When people asked for reviews of specific aspects of the project, they were told they were stupid, and that smarter people had everything covered. When others asked hard questions, politicians told them to shut up, go away and stop being unpatriotic. (I know precisely and personally what that back of the hand feels like.)
Look what it’s gotten us.
And while affordability is a huge issue in this province of BC right now…it is so much more than just the cost of electricity for every person in Newfoundland… or British Columbia. The numbers may be different here but the sentiment and truth behind them remains the same.
Here BC Hydro is clearing the path for the dam while two court cases from the two First Nations directly impacted by the dam await a decision. Landowners Ken & Arlene Boon are being evicted by BC Hydro by December. And yes while everyone with a BC Hydro account will pay for this dam in BC whether they realize it or not, the reality of flooding an entire valley with highly productive farmland, unique ecosystems and a cultural significance that continues to this very moment, is priceless.
I don’t understand why it is so hard for politicians to admit they have made a mistake. We all make mistakes, that is what makes us human. The first step to making things right is to admit the wrong… and in Newfoundland that happened in June. But to now make things even more wrong by not clearing the reservoir to prevent a build up of methyl mercury in the fish and waters they inhabit…it’s akin to a slap in the face considering Nalcor already admitted the project should never have happened. This… is not right.

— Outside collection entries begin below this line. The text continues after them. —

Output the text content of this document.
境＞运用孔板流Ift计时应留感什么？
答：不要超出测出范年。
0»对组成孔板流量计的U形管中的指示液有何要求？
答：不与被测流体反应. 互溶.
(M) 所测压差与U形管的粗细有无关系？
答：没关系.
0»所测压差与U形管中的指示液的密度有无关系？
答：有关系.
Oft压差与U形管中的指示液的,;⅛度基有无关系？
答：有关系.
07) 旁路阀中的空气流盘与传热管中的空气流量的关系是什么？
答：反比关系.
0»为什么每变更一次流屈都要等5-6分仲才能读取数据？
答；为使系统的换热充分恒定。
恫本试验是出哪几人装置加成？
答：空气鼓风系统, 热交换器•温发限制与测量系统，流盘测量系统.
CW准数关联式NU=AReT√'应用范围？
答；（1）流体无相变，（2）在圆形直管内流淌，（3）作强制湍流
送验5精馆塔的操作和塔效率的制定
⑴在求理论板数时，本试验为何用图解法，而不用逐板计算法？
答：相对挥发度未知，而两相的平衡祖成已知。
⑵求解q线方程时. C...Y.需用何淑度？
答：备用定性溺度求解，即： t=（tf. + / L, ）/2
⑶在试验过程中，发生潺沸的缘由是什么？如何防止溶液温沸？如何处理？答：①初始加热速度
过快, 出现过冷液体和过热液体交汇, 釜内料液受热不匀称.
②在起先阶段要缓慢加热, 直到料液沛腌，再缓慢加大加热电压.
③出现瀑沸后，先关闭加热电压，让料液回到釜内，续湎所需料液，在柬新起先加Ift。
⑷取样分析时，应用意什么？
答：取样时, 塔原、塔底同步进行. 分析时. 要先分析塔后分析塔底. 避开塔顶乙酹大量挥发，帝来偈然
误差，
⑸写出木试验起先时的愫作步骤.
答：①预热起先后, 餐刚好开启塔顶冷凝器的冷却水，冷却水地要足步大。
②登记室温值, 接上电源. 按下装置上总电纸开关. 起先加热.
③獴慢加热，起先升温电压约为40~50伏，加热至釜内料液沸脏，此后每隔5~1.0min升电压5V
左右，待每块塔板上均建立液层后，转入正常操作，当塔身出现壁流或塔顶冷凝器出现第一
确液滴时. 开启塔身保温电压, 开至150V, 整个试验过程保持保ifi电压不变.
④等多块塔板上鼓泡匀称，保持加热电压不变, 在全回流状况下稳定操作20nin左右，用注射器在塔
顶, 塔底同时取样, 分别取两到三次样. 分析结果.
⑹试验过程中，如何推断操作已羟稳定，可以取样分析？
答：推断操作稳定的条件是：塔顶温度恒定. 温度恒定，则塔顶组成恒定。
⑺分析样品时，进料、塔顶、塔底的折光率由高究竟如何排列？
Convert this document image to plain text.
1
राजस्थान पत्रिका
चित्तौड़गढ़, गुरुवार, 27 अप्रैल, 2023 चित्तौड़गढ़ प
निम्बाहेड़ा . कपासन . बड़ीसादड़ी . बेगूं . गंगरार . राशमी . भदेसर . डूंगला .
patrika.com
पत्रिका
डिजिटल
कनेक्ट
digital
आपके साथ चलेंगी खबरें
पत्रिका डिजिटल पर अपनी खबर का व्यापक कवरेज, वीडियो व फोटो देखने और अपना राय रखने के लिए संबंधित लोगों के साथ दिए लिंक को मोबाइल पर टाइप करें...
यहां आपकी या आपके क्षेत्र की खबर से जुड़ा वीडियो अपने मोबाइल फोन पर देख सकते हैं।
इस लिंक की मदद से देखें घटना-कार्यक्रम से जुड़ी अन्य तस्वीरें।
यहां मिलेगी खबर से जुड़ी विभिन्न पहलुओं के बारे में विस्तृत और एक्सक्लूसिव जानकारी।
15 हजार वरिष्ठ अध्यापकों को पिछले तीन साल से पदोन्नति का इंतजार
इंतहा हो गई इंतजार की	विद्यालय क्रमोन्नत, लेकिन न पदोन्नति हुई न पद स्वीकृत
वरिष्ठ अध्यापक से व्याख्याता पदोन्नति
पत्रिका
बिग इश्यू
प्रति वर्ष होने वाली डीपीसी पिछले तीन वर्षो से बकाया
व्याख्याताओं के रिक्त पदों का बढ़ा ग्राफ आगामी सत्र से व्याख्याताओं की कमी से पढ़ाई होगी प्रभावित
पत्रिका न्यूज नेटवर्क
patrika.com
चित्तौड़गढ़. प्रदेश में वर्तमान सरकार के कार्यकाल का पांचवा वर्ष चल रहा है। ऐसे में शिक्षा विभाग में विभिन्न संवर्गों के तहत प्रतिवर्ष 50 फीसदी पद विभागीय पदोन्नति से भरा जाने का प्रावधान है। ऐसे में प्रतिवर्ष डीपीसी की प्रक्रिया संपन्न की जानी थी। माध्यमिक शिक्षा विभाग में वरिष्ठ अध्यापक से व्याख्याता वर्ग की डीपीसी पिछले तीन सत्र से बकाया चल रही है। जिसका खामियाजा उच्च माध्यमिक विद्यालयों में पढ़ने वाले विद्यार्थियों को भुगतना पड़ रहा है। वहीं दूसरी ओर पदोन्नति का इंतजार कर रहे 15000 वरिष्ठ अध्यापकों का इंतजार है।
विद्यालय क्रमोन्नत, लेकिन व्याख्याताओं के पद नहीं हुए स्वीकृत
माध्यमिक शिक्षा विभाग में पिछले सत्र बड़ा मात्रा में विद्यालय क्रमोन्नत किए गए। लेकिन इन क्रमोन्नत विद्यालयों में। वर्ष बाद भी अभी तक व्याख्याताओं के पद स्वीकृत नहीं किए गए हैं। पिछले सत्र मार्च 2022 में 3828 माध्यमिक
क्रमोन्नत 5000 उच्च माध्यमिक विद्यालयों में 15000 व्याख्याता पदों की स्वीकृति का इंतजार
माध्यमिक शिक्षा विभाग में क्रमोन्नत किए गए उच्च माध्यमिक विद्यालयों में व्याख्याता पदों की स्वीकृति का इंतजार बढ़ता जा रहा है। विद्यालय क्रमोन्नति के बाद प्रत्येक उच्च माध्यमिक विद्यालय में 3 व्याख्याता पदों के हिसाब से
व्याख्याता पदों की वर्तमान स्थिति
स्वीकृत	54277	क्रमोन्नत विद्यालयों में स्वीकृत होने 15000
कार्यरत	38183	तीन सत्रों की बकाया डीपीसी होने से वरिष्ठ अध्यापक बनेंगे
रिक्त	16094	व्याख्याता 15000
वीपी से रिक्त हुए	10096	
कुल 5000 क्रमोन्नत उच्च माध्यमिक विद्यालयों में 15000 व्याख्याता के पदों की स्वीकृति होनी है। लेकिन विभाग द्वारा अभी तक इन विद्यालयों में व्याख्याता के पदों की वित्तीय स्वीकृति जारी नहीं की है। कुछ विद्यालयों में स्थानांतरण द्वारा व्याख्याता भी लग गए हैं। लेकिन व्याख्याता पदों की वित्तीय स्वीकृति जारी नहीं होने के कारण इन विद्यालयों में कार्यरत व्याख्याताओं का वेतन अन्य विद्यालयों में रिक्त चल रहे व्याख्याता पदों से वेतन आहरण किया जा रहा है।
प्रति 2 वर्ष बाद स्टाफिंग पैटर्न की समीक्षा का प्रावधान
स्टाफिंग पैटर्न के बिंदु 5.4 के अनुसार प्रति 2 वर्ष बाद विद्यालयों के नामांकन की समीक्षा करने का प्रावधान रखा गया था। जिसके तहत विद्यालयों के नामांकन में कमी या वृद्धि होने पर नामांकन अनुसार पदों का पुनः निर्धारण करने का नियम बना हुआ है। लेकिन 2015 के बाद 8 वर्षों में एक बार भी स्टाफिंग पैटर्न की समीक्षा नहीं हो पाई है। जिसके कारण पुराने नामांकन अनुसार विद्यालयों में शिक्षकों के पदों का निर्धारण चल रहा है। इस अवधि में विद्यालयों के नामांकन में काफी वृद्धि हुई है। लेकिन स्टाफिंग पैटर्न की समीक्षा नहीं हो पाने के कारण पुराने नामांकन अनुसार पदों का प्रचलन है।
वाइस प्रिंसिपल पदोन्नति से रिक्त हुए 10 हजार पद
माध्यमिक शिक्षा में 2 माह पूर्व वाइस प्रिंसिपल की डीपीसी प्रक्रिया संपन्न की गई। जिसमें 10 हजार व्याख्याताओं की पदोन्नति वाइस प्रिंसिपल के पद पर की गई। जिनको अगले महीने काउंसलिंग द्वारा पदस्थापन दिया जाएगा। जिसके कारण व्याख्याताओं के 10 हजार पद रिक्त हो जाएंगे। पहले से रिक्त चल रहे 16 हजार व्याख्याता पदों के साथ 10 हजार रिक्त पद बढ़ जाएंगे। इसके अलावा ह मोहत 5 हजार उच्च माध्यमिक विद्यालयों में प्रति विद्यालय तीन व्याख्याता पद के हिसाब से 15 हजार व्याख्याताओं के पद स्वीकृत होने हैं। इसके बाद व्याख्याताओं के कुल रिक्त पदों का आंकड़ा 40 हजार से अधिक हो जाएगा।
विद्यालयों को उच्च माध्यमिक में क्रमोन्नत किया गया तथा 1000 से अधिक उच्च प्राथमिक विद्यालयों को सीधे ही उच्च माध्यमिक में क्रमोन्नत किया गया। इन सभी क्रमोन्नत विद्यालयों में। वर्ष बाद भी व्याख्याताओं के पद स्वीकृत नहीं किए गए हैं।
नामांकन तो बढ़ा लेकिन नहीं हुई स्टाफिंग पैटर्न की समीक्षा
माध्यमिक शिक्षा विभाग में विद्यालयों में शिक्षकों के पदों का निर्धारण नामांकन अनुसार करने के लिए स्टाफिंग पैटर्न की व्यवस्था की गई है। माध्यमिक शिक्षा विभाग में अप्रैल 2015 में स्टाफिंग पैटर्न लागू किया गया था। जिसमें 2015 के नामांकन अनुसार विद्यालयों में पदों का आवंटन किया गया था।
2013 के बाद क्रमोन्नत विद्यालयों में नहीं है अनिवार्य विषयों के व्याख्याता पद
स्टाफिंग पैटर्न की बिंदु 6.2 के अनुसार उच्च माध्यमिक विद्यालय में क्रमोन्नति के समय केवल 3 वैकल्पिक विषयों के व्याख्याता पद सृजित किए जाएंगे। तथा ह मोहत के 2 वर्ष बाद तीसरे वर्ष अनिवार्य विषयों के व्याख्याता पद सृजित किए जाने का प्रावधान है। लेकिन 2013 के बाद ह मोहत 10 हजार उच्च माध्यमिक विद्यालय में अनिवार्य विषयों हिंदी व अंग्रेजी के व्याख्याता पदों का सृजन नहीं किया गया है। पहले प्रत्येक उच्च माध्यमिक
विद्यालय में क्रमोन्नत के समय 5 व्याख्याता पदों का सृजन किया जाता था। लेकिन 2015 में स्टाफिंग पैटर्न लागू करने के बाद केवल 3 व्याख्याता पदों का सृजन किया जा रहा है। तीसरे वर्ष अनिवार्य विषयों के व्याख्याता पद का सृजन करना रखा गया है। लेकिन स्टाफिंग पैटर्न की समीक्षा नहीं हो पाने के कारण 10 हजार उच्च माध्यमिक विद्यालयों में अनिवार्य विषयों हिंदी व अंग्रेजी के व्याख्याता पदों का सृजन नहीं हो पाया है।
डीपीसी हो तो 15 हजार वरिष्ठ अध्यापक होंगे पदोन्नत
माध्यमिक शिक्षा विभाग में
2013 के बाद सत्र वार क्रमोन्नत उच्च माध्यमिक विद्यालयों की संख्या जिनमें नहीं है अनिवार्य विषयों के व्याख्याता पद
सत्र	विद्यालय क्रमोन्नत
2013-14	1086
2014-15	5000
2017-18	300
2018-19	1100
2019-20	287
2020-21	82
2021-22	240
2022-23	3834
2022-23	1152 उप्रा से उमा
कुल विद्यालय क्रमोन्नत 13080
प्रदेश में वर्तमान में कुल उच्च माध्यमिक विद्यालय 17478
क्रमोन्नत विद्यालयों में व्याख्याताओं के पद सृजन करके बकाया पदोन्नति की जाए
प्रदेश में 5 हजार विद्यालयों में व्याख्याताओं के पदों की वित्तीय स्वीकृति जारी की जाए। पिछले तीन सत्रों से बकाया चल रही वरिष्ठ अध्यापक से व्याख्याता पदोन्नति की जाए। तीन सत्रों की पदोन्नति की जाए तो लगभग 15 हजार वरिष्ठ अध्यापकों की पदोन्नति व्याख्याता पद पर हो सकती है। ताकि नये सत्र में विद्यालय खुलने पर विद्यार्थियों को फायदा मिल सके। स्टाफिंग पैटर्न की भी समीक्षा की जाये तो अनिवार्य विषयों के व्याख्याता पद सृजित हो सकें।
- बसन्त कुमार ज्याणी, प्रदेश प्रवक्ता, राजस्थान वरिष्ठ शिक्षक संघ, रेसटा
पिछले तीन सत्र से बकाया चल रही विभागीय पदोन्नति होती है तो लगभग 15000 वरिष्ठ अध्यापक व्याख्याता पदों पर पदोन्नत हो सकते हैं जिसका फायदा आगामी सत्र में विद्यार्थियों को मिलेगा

Make it right Premier Ball. After all this, it is the least that should be done. You may not have started this mess but you have an obligation to to fix this now.
And please, have a good long conversation with Premier Clark when you have a moment.
Because if there is any saving grace to Muskrat Falls, let it be the light it shines on Premier Christy Clark and her vow to get the Site C dam project past the point of no return.